Der
langweilige Westen
In
dieser Produktion ist der Westen so gar nicht wild. Das
beginnt mit Minnie. Emily MAGEE hat die Töne für die Rolle, leider jedoch
blüht ihre Stimme nicht ausreichend auf, die großen Ausbrüche bleiben
gebremst. Es fällt einfach schwer zu glauben, daß diese Frau ohne weiteres
eine Horde rauher Goldschürfer allein durch ihre Anwesenheit unter Kontrolle
hat. Sie strahlt nicht die Persönlichkeit aus, die diese Figur bedarf.
Carlo
VENTRE versuchte alles, um bei seinem Dick Johnson und Minnie wenigstens
das eine oder andere Mal, den Funken überspringen zu lassen. Er scheiterte,
allerdings auch nur daran. Stimmlich gelang ihm eine mehr als solide Darbietung,
von einer Indisposition in den vorherigen Vorstellungen war nichts mehr
zu hören.
Andrzej
DOBBERs Stärke ist die musikalische Gestaltung einer Partie und so blieben
stimmlich keine Wünsche offen. Sein Bariton ist unbestritten für Puccini
gemacht. Allerdings hätte man sich vielleicht von Jack Rance etwas mehr
Gefährlichkeit gewünscht.
Jürgen
SACHER als Barkeeper Nick ist darstellerisch sehr präsent, immer "da",
es freut auch, in wieder einmal in einer größeren Rolle erleben zu können.

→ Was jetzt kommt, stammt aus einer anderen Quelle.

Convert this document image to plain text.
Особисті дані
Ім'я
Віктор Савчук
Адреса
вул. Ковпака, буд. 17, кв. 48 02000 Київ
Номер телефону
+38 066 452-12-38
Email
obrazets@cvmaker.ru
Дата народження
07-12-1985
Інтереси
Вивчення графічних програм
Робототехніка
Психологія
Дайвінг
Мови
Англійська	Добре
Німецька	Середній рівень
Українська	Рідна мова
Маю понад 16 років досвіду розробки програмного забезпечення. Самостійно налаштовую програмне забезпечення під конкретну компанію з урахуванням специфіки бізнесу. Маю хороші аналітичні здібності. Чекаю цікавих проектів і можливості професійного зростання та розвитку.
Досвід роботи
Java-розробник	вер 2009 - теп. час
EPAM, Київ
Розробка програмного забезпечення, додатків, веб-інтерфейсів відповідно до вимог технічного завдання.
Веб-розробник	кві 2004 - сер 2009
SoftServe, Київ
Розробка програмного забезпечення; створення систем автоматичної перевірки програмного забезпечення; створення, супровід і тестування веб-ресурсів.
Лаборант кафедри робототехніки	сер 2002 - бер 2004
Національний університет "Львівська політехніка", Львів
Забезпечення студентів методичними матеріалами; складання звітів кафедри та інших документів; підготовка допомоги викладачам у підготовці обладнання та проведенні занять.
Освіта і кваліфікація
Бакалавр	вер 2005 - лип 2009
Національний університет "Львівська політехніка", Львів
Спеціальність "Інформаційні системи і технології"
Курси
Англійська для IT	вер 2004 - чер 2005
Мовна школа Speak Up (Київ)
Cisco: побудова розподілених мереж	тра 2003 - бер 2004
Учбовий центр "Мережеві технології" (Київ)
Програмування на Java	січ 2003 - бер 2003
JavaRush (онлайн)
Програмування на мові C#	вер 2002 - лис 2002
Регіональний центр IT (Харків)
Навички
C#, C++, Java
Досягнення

Als Sonora ist Davide DAMIANI eine sehr gute Besetzung mit viel Stimme
und darstellerischem Vermögen. Als Ashby hat Tigran MARTIROSSIAN gesanglich
nicht allzuviel Gelegenheit zu punkten, als Figur ist er jedoch sehr überzeugend.
Szymon
KOBYLINSKI als Billy Jackrabbit und Rebecca Jo LOEB als Wowkle boten in
ihrer kurzen Szene mehr gemeinsame Innigkeit, als man es bei Minnie und
Johnson den gesamten Abend über zu sehen bekam. Florian SPIESS beeindruckt
in seinem kurzen Solomoment als Jake Wallace nachhaltig.
Selbst
in den kleinsten Rollen spielte die Staatsoper die Ensemblekarte aus,
und Dovlet NURGELDIYEV (Trin), Moritz GOGG (Sid), Viktor RUD (Bello),
Benjamin POPSON (Harry), Jun-Sang HAN (Joe), Vincenzo NERI (Happy), Alin
ANCA (Larkens), Christoph RAUSCh (José Castro) oder Daniel TODD (Postillon)

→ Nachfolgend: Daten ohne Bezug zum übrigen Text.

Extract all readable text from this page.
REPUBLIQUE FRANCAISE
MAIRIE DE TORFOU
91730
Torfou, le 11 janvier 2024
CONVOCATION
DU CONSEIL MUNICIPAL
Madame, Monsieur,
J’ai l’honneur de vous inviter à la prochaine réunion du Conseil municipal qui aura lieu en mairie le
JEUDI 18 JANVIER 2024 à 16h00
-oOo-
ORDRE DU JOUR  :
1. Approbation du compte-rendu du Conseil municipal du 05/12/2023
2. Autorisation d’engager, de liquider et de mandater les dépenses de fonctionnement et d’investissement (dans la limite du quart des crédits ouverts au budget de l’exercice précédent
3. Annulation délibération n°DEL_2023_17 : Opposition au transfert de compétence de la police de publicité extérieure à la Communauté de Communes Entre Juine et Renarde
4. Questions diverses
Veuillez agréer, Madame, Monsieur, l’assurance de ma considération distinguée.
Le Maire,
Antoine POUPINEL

machten ihre Sache ausgezeichnet.
Besonders
beeindruckend waren der Zusammenklang von Ensemble und CHOR. Momente,
in denen man perfekte Harmonie zu hören bekam. Wie auch immer Eberhard
FRIEDRICH das gemacht hat, er hat das Chorwunder von der Spree an die
Elbe gebracht.
Ein
Puccini-Wunder fand auf jeden Fall auch im Orchestergraben statt. Carlo
MONTANARO schwelgte geradezu in der Partitur. Er spielte jede Nuance aus,
und die Romantik, die Dramatik, welche auf der Bühne nicht wirklich stattfand,
kam zumindest aus dem Orchester. Die PHILHARMONIKER HAMBURG klangen trotz
waren Klangwogen nie zu laut. So engagiert hat man sie im italienischen
Fach lange nicht mehr gehört.
Die
Inszenierung (Vincent BOUSSARD) ist schlichtweg langweilig. Selbst der
aufmerksame Zuschauer erfährt hier weder etwas über das Stück selbst,
noch über die Beziehungen der Personen untereinander. Zwischenmenschliche
Kommunikation ist out, Rampen- oder sonst wie Herumstehen dagegen in.
Gerade
in den Beziehungen zwischen Minnie und Johnson bzw. zwischen ihr und Jack
Rance wird unglaublich viel Potential verschenkt. Daß
der Regisseur im Finale Rance vollkommen unauffällig abgehen läßt, bevor
alles vorbei ist, ohne Reaktion auf das Geschehene, gibt die klare negative
Antwort auf die aufgekommende Frage, ob ihn die Figuren überhaupt interessieren.
Schade, denn Musik und Text geben es eigentlich her.
Schlimmer
als diese Langeweile sind allerdings die Momente, in denen die Inszenierung
einfach unfreiwillig komisch wird. Da wird suggeriert, daß im zweiten
Akt weit mehr als ein Kuß zwischen Minnie und Johnson geschehen ist, aber
sie erklärt ihm hinterher in mädchenhafter Scheu, er möge das Bett nehmen,
sie den Platz vor dem Feuer. Unwillkürlich fragt man sich, ob er so ein
Reinfall war. Johnsons Verletzung muß mindestens eine Arterie getroffen
haben, wenn seine Blutstropfen in der Lage sind, den mehrere Meter entfernt
stehenden Rance zu treffen. Und Minnie und Rance müssen im Stehen pokern,
ohne Tisch, was die Sänger vor die schwierige Aufgabe stellt, Karten zu
halten, abzulegen und gleichzeitig die abgelegten Karten festzuhalten.
Das
Bühnenbild (Vincent Lemaire) zeichnet ein ödes Bild des amerikamischen
Westens. Minnies Saloon ist zumeist unterbeleuchtet (Licht: Guido LEVI),
unaufgeräumt, vom Platzangebot großzügig, aber eher karg eingerichtet.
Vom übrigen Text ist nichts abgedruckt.